Crystallographic and electrochemical characteristics of La0.7Mg0.3Ni3 − x(Al0.5Mo0.5)x (x = 0–0.4) hydrogen storage alloys

Abstract The effect of partial substitution of Al and Mo for Ni on the structure and electrochemical properties of the La 0.7 Mg 0.3 Ni 3 −  x (Al 0.5 Mo 0.5 ) x ( x  = 0–0.4) hydrogen storage alloys have been investigated systematically. The result of X-ray powder diffraction (XRD) and Rietveld analysis show that all the alloys consist of the La(La, Mg) 2 Ni 9 phase and the LaNi 5 phase. Meanwhile, the lattice parameter and the cell volume of both the La(La, Mg) 2 Ni 9 phase and the LaNi 5 phase increase with increasing Al and Mo contents in the alloys. The pressure composition isotherms curves indicate that the hydrogen storage capacity first increases and then decreases with increasing x . The electrochemical measurements show that the maximum discharge capacity of the alloy electrodes first increases from 343.3 ( x  = 0) to 377.6 mAh/g ( x  = 0.3) and then decreases to 350.4 mAh/g ( x  = 0.4).

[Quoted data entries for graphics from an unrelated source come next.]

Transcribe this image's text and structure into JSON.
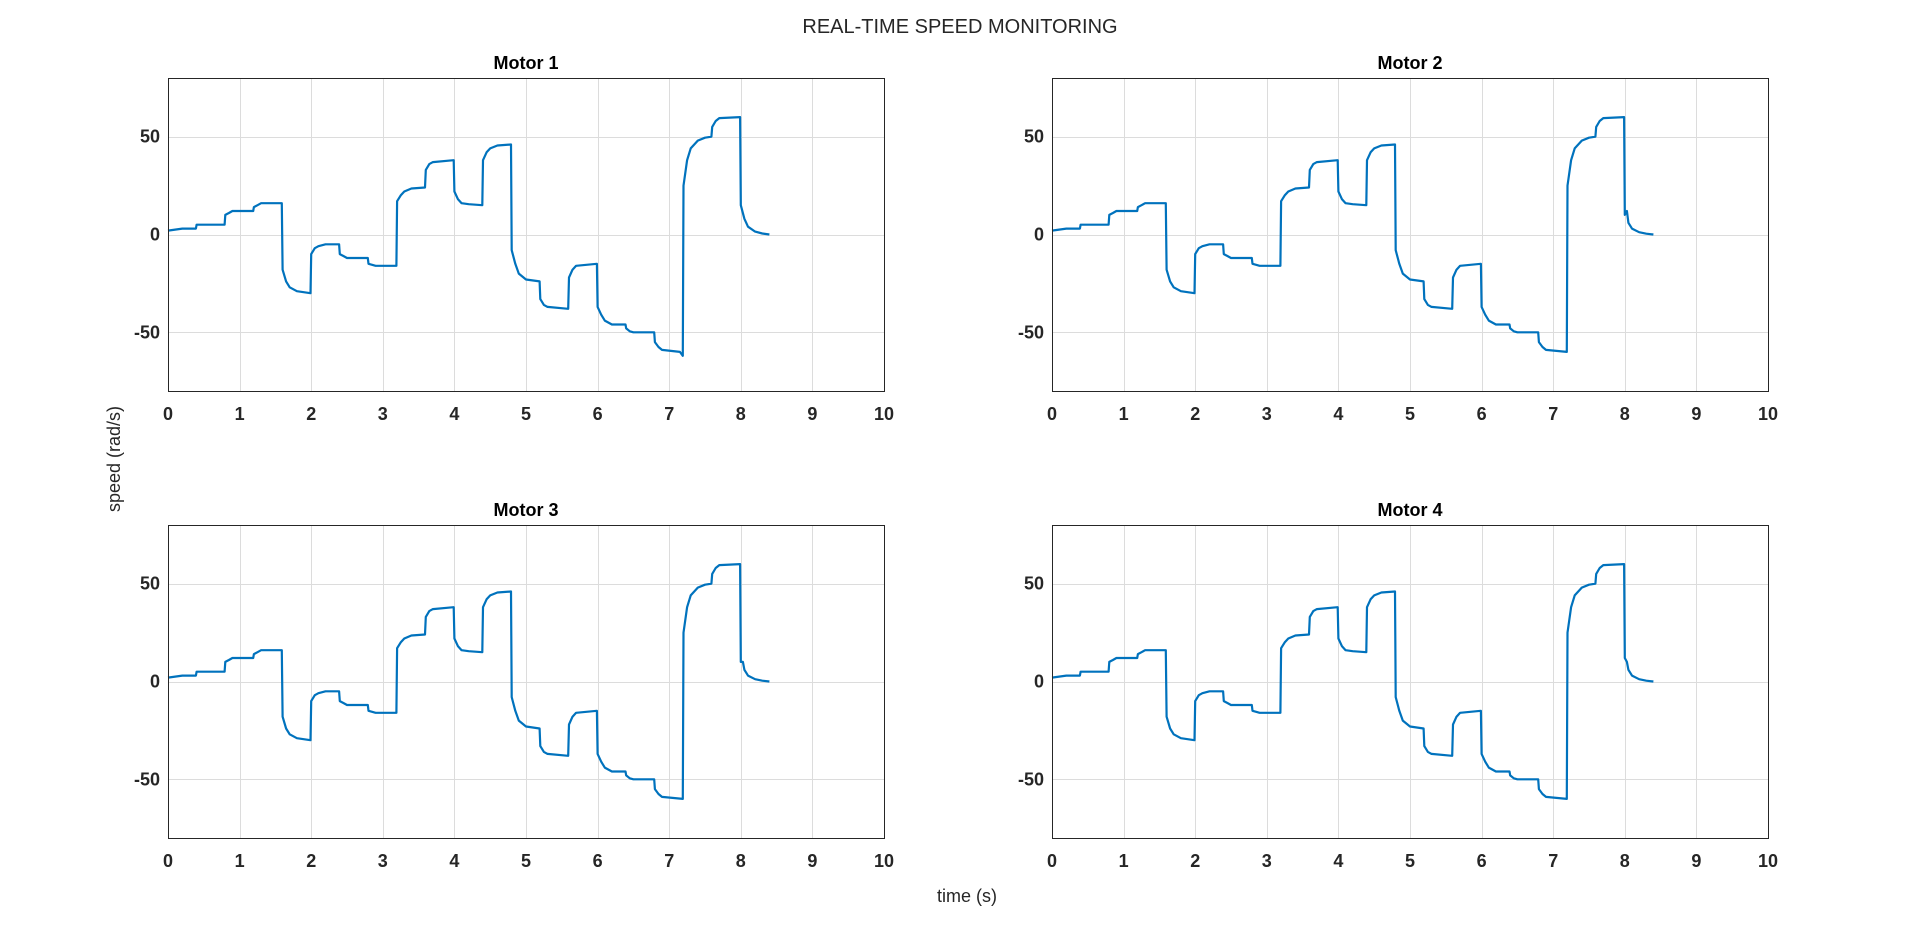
{
  "figure": {
    "title": "REAL-TIME SPEED MONITORING",
    "xlabel": "time (s)",
    "ylabel": "speed (rad/s)"
  },
  "colors": {
    "series": "#0072BD"
  },
  "chart_data": [
    {
      "type": "line",
      "title": "Motor 1",
      "xlim": [
        0,
        10
      ],
      "ylim": [
        -80,
        80
      ],
      "xticks": [
        0,
        1,
        2,
        3,
        4,
        5,
        6,
        7,
        8,
        9,
        10
      ],
      "yticks": [
        -50,
        0,
        50
      ],
      "xtick_labels": [
        "0",
        "1",
        "2",
        "3",
        "4",
        "5",
        "6",
        "7",
        "8",
        "9",
        "10"
      ],
      "ytick_labels": [
        "-50",
        "0",
        "50"
      ],
      "grid": true,
      "series": [
        {
          "x": [
            0,
            0.2,
            0.39,
            0.4,
            0.79,
            0.8,
            0.85,
            0.9,
            1.19,
            1.2,
            1.25,
            1.3,
            1.59,
            1.6,
            1.65,
            1.7,
            1.8,
            1.99,
            2.0,
            2.05,
            2.1,
            2.2,
            2.39,
            2.4,
            2.45,
            2.5,
            2.79,
            2.8,
            2.85,
            2.9,
            3.19,
            3.2,
            3.25,
            3.3,
            3.4,
            3.59,
            3.6,
            3.65,
            3.7,
            3.99,
            4.0,
            4.05,
            4.1,
            4.2,
            4.39,
            4.4,
            4.45,
            4.5,
            4.6,
            4.79,
            4.8,
            4.85,
            4.9,
            5.0,
            5.19,
            5.2,
            5.25,
            5.3,
            5.59,
            5.6,
            5.65,
            5.7,
            5.99,
            6.0,
            6.05,
            6.1,
            6.2,
            6.39,
            6.4,
            6.45,
            6.5,
            6.79,
            6.8,
            6.85,
            6.9,
            7.15,
            7.19,
            7.2,
            7.25,
            7.3,
            7.4,
            7.5,
            7.59,
            7.6,
            7.65,
            7.7,
            7.99,
            8.0,
            8.05,
            8.1,
            8.2,
            8.3,
            8.4
          ],
          "y": [
            2,
            3,
            3,
            5,
            5,
            10,
            11,
            12,
            12,
            14,
            15,
            16,
            16,
            -18,
            -24,
            -27,
            -29,
            -30,
            -10,
            -7,
            -6,
            -5,
            -5,
            -10,
            -11,
            -12,
            -12,
            -15,
            -15.5,
            -16,
            -16,
            17,
            20,
            22,
            23.5,
            24,
            33,
            36,
            37,
            38,
            22,
            18,
            16,
            15.5,
            15,
            38,
            42,
            44,
            45.5,
            46,
            -8,
            -15,
            -20,
            -23,
            -24,
            -33,
            -36,
            -37,
            -38,
            -22,
            -18,
            -16,
            -15,
            -37,
            -41,
            -44,
            -46,
            -46,
            -48,
            -49.5,
            -50,
            -50,
            -55,
            -57.5,
            -59,
            -60,
            -62,
            25,
            38,
            44,
            48,
            49.5,
            50,
            55,
            58,
            59.5,
            60,
            15,
            8,
            4,
            1.5,
            0.5,
            0
          ]
        }
      ]
    },
    {
      "type": "line",
      "title": "Motor 2",
      "xlim": [
        0,
        10
      ],
      "ylim": [
        -80,
        80
      ],
      "xticks": [
        0,
        1,
        2,
        3,
        4,
        5,
        6,
        7,
        8,
        9,
        10
      ],
      "yticks": [
        -50,
        0,
        50
      ],
      "xtick_labels": [
        "0",
        "1",
        "2",
        "3",
        "4",
        "5",
        "6",
        "7",
        "8",
        "9",
        "10"
      ],
      "ytick_labels": [
        "-50",
        "0",
        "50"
      ],
      "grid": true,
      "series": [
        {
          "x": [
            0,
            0.2,
            0.39,
            0.4,
            0.79,
            0.8,
            0.85,
            0.9,
            1.19,
            1.2,
            1.25,
            1.3,
            1.59,
            1.6,
            1.65,
            1.7,
            1.8,
            1.99,
            2.0,
            2.05,
            2.1,
            2.2,
            2.39,
            2.4,
            2.45,
            2.5,
            2.79,
            2.8,
            2.85,
            2.9,
            3.19,
            3.2,
            3.25,
            3.3,
            3.4,
            3.59,
            3.6,
            3.65,
            3.7,
            3.99,
            4.0,
            4.05,
            4.1,
            4.2,
            4.39,
            4.4,
            4.45,
            4.5,
            4.6,
            4.79,
            4.8,
            4.85,
            4.9,
            5.0,
            5.19,
            5.2,
            5.25,
            5.3,
            5.59,
            5.6,
            5.65,
            5.7,
            5.99,
            6.0,
            6.05,
            6.1,
            6.2,
            6.39,
            6.4,
            6.45,
            6.5,
            6.79,
            6.8,
            6.85,
            6.9,
            7.19,
            7.2,
            7.25,
            7.3,
            7.4,
            7.5,
            7.59,
            7.6,
            7.65,
            7.7,
            7.99,
            8.0,
            8.03,
            8.05,
            8.1,
            8.2,
            8.3,
            8.4
          ],
          "y": [
            2,
            3,
            3,
            5,
            5,
            10,
            11,
            12,
            12,
            14,
            15,
            16,
            16,
            -18,
            -24,
            -27,
            -29,
            -30,
            -10,
            -7,
            -6,
            -5,
            -5,
            -10,
            -11,
            -12,
            -12,
            -15,
            -15.5,
            -16,
            -16,
            17,
            20,
            22,
            23.5,
            24,
            33,
            36,
            37,
            38,
            22,
            18,
            16,
            15.5,
            15,
            38,
            42,
            44,
            45.5,
            46,
            -8,
            -15,
            -20,
            -23,
            -24,
            -33,
            -36,
            -37,
            -38,
            -22,
            -18,
            -16,
            -15,
            -37,
            -41,
            -44,
            -46,
            -46,
            -48,
            -49.5,
            -50,
            -50,
            -55,
            -57.5,
            -59,
            -60,
            25,
            38,
            44,
            48,
            49.5,
            50,
            55,
            58,
            59.5,
            60,
            10,
            12,
            6,
            3,
            1.2,
            0.4,
            0
          ]
        }
      ]
    },
    {
      "type": "line",
      "title": "Motor 3",
      "xlim": [
        0,
        10
      ],
      "ylim": [
        -80,
        80
      ],
      "xticks": [
        0,
        1,
        2,
        3,
        4,
        5,
        6,
        7,
        8,
        9,
        10
      ],
      "yticks": [
        -50,
        0,
        50
      ],
      "xtick_labels": [
        "0",
        "1",
        "2",
        "3",
        "4",
        "5",
        "6",
        "7",
        "8",
        "9",
        "10"
      ],
      "ytick_labels": [
        "-50",
        "0",
        "50"
      ],
      "grid": true,
      "series": [
        {
          "x": [
            0,
            0.2,
            0.39,
            0.4,
            0.79,
            0.8,
            0.85,
            0.9,
            1.19,
            1.2,
            1.25,
            1.3,
            1.59,
            1.6,
            1.65,
            1.7,
            1.8,
            1.99,
            2.0,
            2.05,
            2.1,
            2.2,
            2.39,
            2.4,
            2.45,
            2.5,
            2.79,
            2.8,
            2.85,
            2.9,
            3.19,
            3.2,
            3.25,
            3.3,
            3.4,
            3.59,
            3.6,
            3.65,
            3.7,
            3.99,
            4.0,
            4.05,
            4.1,
            4.2,
            4.39,
            4.4,
            4.45,
            4.5,
            4.6,
            4.79,
            4.8,
            4.85,
            4.9,
            5.0,
            5.19,
            5.2,
            5.25,
            5.3,
            5.59,
            5.6,
            5.65,
            5.7,
            5.99,
            6.0,
            6.05,
            6.1,
            6.2,
            6.39,
            6.4,
            6.45,
            6.5,
            6.79,
            6.8,
            6.85,
            6.9,
            7.19,
            7.2,
            7.25,
            7.3,
            7.4,
            7.5,
            7.59,
            7.6,
            7.65,
            7.7,
            7.99,
            8.0,
            8.03,
            8.05,
            8.1,
            8.2,
            8.3,
            8.4
          ],
          "y": [
            2,
            3,
            3,
            5,
            5,
            10,
            11,
            12,
            12,
            14,
            15,
            16,
            16,
            -18,
            -24,
            -27,
            -29,
            -30,
            -10,
            -7,
            -6,
            -5,
            -5,
            -10,
            -11,
            -12,
            -12,
            -15,
            -15.5,
            -16,
            -16,
            17,
            20,
            22,
            23.5,
            24,
            33,
            36,
            37,
            38,
            22,
            18,
            16,
            15.5,
            15,
            38,
            42,
            44,
            45.5,
            46,
            -8,
            -15,
            -20,
            -23,
            -24,
            -33,
            -36,
            -37,
            -38,
            -22,
            -18,
            -16,
            -15,
            -37,
            -41,
            -44,
            -46,
            -46,
            -48,
            -49.5,
            -50,
            -50,
            -55,
            -57.5,
            -59,
            -60,
            25,
            38,
            44,
            48,
            49.5,
            50,
            55,
            58,
            59.5,
            60,
            10,
            10,
            6,
            3,
            1.2,
            0.4,
            0
          ]
        }
      ]
    },
    {
      "type": "line",
      "title": "Motor 4",
      "xlim": [
        0,
        10
      ],
      "ylim": [
        -80,
        80
      ],
      "xticks": [
        0,
        1,
        2,
        3,
        4,
        5,
        6,
        7,
        8,
        9,
        10
      ],
      "yticks": [
        -50,
        0,
        50
      ],
      "xtick_labels": [
        "0",
        "1",
        "2",
        "3",
        "4",
        "5",
        "6",
        "7",
        "8",
        "9",
        "10"
      ],
      "ytick_labels": [
        "-50",
        "0",
        "50"
      ],
      "grid": true,
      "series": [
        {
          "x": [
            0,
            0.2,
            0.39,
            0.4,
            0.79,
            0.8,
            0.85,
            0.9,
            1.19,
            1.2,
            1.25,
            1.3,
            1.59,
            1.6,
            1.65,
            1.7,
            1.8,
            1.99,
            2.0,
            2.05,
            2.1,
            2.2,
            2.39,
            2.4,
            2.45,
            2.5,
            2.79,
            2.8,
            2.85,
            2.9,
            3.19,
            3.2,
            3.25,
            3.3,
            3.4,
            3.59,
            3.6,
            3.65,
            3.7,
            3.99,
            4.0,
            4.05,
            4.1,
            4.2,
            4.39,
            4.4,
            4.45,
            4.5,
            4.6,
            4.79,
            4.8,
            4.85,
            4.9,
            5.0,
            5.19,
            5.2,
            5.25,
            5.3,
            5.59,
            5.6,
            5.65,
            5.7,
            5.99,
            6.0,
            6.05,
            6.1,
            6.2,
            6.39,
            6.4,
            6.45,
            6.5,
            6.79,
            6.8,
            6.85,
            6.9,
            7.19,
            7.2,
            7.25,
            7.3,
            7.4,
            7.5,
            7.59,
            7.6,
            7.65,
            7.7,
            7.99,
            8.0,
            8.03,
            8.05,
            8.1,
            8.2,
            8.3,
            8.4
          ],
          "y": [
            2,
            3,
            3,
            5,
            5,
            10,
            11,
            12,
            12,
            14,
            15,
            16,
            16,
            -18,
            -24,
            -27,
            -29,
            -30,
            -10,
            -7,
            -6,
            -5,
            -5,
            -10,
            -11,
            -12,
            -12,
            -15,
            -15.5,
            -16,
            -16,
            17,
            20,
            22,
            23.5,
            24,
            33,
            36,
            37,
            38,
            22,
            18,
            16,
            15.5,
            15,
            38,
            42,
            44,
            45.5,
            46,
            -8,
            -15,
            -20,
            -23,
            -24,
            -33,
            -36,
            -37,
            -38,
            -22,
            -18,
            -16,
            -15,
            -37,
            -41,
            -44,
            -46,
            -46,
            -48,
            -49.5,
            -50,
            -50,
            -55,
            -57.5,
            -59,
            -60,
            25,
            38,
            44,
            48,
            49.5,
            50,
            55,
            58,
            59.5,
            60,
            12,
            10,
            6,
            3,
            1.2,
            0.4,
            0
          ]
        }
      ]
    }
  ]
}
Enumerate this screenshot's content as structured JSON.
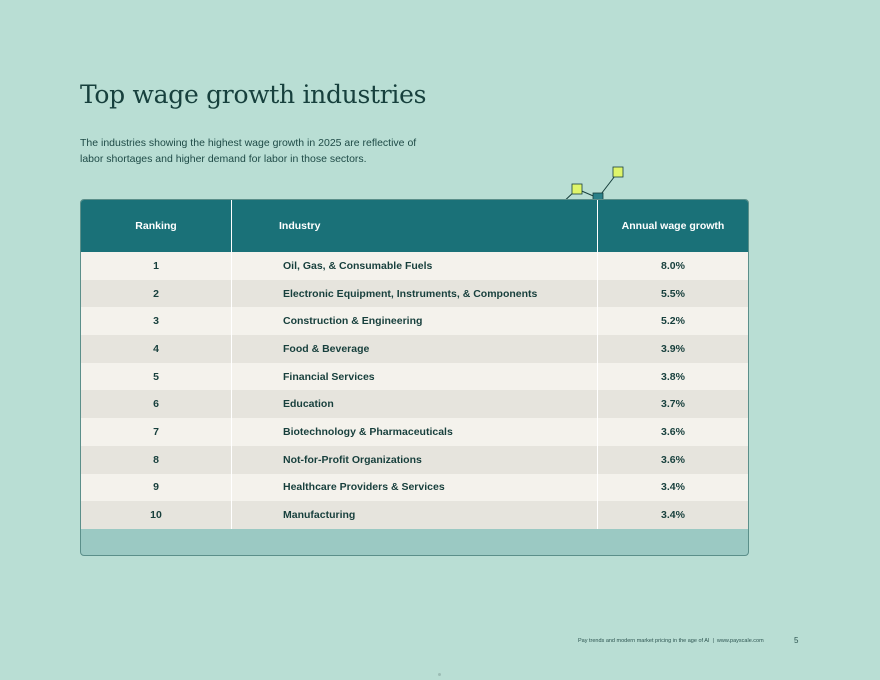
{
  "page": {
    "title": "Top wage growth industries",
    "intro": "The industries showing the highest wage growth in 2025 are reflective of labor shortages and higher demand for labor in those sectors."
  },
  "table": {
    "headers": {
      "ranking": "Ranking",
      "industry": "Industry",
      "growth": "Annual wage growth"
    },
    "rows": [
      {
        "rank": "1",
        "industry": "Oil, Gas, & Consumable Fuels",
        "growth": "8.0%"
      },
      {
        "rank": "2",
        "industry": "Electronic Equipment, Instruments, & Components",
        "growth": "5.5%"
      },
      {
        "rank": "3",
        "industry": "Construction & Engineering",
        "growth": "5.2%"
      },
      {
        "rank": "4",
        "industry": "Food & Beverage",
        "growth": "3.9%"
      },
      {
        "rank": "5",
        "industry": "Financial Services",
        "growth": "3.8%"
      },
      {
        "rank": "6",
        "industry": "Education",
        "growth": "3.7%"
      },
      {
        "rank": "7",
        "industry": "Biotechnology & Pharmaceuticals",
        "growth": "3.6%"
      },
      {
        "rank": "8",
        "industry": "Not-for-Profit Organizations",
        "growth": "3.6%"
      },
      {
        "rank": "9",
        "industry": "Healthcare Providers & Services",
        "growth": "3.4%"
      },
      {
        "rank": "10",
        "industry": "Manufacturing",
        "growth": "3.4%"
      }
    ]
  },
  "footer": {
    "report": "Pay trends and modern market pricing in the age of AI",
    "separator": "|",
    "site": "www.payscale.com",
    "page_number": "5"
  },
  "colors": {
    "background": "#b9ded4",
    "header": "#1a7178",
    "row_light": "#f4f2ec",
    "row_dark": "#e6e4dd",
    "text": "#173f3c",
    "accent_purple": "#b8a6f2",
    "accent_lime": "#dff56a",
    "accent_teal": "#2b8189"
  }
}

Moreover, the high rate dischargeability (HRD) and the exchange current density of the alloy electrodes decrease first and then increases with the increase of x in the alloys. The hydrogen diffusion coefficient increases with increasing Al and Mo content and thus increases the low temperature dischargeability (LTD) of the alloy electrodes.